My background is in mathematics. One thing about math that I find simultaneously fascinating and confusing is that there are an insane number of conceptual connections between different ideas. Fully understanding connections takes months or years of study.
An example is the logit function — on one hand it’s very simple, but on the other hand it’s related to dozens of other concepts that at first glance are unrelated, in particular logistic regression prediction.
The easy part. If p is a number between 0 and 1 then:
logit(p) = ln( p / 1-p )
Because p / 1-p is the odds of something, the logit function is also called log-odds.
For example, suppose p = 0.6 then logit(p) = ln( 0.6 / 0.4 ) = ln(1.5) = 0.4055 where 1.5 is the odds.
Now logistic regression is more complicated. Suppose you want to predict something that can take one of two values, such as ‘democrat’ or ‘republican’, based on features such as age (x1) and income (x2).

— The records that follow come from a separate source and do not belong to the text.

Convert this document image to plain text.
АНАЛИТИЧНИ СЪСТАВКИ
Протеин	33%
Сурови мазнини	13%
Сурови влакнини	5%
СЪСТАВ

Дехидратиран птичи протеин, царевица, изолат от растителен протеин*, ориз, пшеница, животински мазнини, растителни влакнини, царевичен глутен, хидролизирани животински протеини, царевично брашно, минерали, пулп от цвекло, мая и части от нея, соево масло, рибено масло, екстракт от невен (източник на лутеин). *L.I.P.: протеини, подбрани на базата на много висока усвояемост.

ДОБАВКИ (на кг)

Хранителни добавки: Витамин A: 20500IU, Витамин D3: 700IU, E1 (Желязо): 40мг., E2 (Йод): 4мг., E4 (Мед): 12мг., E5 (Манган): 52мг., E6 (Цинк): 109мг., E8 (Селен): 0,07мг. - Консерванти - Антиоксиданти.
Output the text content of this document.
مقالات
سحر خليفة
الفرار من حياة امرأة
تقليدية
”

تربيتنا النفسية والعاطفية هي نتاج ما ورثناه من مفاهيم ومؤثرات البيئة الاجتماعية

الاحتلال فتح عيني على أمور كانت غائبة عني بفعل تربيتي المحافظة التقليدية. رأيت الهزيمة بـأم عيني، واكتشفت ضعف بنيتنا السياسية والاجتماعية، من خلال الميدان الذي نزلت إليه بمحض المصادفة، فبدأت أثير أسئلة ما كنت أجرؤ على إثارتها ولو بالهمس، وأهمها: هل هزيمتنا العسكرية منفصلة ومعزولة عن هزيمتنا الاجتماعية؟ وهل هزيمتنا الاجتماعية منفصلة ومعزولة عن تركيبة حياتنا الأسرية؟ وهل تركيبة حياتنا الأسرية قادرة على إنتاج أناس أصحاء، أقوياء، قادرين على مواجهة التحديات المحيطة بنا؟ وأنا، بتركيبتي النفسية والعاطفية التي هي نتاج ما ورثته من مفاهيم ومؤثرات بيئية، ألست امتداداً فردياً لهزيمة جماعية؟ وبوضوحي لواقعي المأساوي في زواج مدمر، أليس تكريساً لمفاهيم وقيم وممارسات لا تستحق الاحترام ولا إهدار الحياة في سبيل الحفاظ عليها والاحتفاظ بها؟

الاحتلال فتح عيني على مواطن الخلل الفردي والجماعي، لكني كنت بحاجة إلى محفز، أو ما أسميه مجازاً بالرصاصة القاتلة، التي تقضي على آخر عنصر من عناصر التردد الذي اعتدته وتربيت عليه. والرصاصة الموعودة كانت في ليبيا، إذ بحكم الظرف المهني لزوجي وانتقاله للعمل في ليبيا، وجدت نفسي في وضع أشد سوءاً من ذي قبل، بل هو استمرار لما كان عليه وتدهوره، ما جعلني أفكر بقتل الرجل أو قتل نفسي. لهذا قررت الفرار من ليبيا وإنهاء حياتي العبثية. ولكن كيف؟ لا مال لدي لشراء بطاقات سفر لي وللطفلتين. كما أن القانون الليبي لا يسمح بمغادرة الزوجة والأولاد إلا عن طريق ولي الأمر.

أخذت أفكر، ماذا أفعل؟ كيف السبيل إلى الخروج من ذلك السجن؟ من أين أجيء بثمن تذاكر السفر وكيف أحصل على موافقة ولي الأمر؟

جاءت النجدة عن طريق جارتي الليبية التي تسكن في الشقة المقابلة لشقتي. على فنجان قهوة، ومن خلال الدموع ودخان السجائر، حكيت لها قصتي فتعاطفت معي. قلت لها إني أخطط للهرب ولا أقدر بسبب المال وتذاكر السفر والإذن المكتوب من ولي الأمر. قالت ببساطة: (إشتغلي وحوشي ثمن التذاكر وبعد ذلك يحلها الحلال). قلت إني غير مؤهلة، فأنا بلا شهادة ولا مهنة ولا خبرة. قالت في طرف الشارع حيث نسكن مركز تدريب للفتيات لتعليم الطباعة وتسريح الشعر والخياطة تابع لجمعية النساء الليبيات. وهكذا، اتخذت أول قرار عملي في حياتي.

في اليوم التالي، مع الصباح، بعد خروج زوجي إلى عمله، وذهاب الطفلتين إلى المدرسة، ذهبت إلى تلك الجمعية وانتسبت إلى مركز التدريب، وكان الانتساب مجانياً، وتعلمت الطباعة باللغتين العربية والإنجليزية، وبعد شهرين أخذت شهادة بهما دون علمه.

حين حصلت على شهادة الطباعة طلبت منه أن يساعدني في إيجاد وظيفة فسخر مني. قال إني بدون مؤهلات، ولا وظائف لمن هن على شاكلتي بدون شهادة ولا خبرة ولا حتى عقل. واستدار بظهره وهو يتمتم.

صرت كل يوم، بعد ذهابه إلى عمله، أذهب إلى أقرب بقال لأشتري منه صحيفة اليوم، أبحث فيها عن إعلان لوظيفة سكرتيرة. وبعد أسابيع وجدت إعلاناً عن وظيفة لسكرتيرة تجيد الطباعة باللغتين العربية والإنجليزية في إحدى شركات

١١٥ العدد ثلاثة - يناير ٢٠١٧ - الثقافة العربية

The logistic function is logistic(x1, x2) = 1 / ( 1 + e^z ) where z = b0 + (b1)(x1) + (b2)(x2). The constants b0, b1, b2 must be determined using training data that has known input and output values.
Anyway, as it turns out the logit and logistic functions are mathematical inverses of each other: logit(logistic(z)) = z and logistic(logit(z)) = z.
This conceptual connection between the logit and logistic functions means that logistic regression prediction can be performed directly, using the logistic function, or indirectly, using the logit function. The R language uses the indirect approach, which for me, is more difficult to understand.